I'm getting married now, and as much as that changes everything, it almost doesn't change a thing. I've found the person who chooses me everyday, and who loves me fearlessly. The person who wants to build with me and help me when I'm tired. We're gonna make this beautiful life together, and go on this crazy journey hand-in-hand. Maybe we'll move away, or I'll convince him to go visit Africa, or maybe we'll have a baby one day. No matter what we face, he's ready to do it together; he's gonna take good care of me. He's not here to relieve you, but to take some of the weight off your shoulders. I know I'm a bit of a handful sometimes, but that doesn't change the fact that you're my #1 or that you give me life or purpose. My connection to you is so deeply rooted and nothing or no one will ever change that.
Before I go on this crazy grown-up journey, I do have one favor to ask. One of those not-so-normal childhood experiences entailed losing our Dad. While I don't know what it's like for you, as a someone's son, to lose their dad, I do know what it's like for the role of someone's daughter. It's every little girl's dream to have her daddy walk her down the aisle, to give a father-daughter dance. I don't get that now and that makes me feel empty. What is supposed to be the happiest day of my life has a bit of overcast, and there's only one bit of sunshine who can change that. That's you. I need you now more than ever. I need you to be this person for me and make my dreams salvageable. Although these are some big shoes to fill, I know you will do it effortlessly. You are more of Dad than Dad was. You have all his little isms, facial expressions, and the hugs almost seem like they're exactly the same. I would be honored for you to walk me down the aisle.
I know it may or may not be a big deal to you and that's okay. Maybe you see it as getting me from point A to point B without letting me slip and fall.

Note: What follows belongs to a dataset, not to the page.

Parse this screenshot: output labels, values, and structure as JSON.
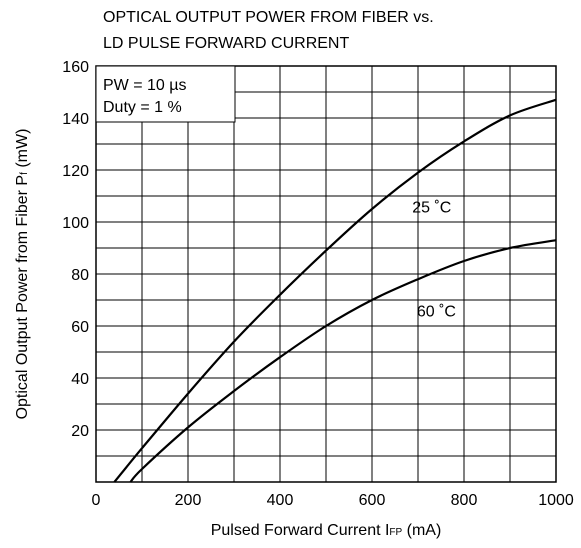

I hope I've helped you to understand that it's so much more than that, and I hope you maybe understand a sliver of how important you are to me. You and Dad's sister are handing me over to my new forever with a seal of approval from not only yourselves, but from him too. So maybe you are taking me from point A to point B without letting me slip and fall in a deeper sense, but hey, that's what siblings are for. You will always be my baby brother and I will always love you with every ounce of me.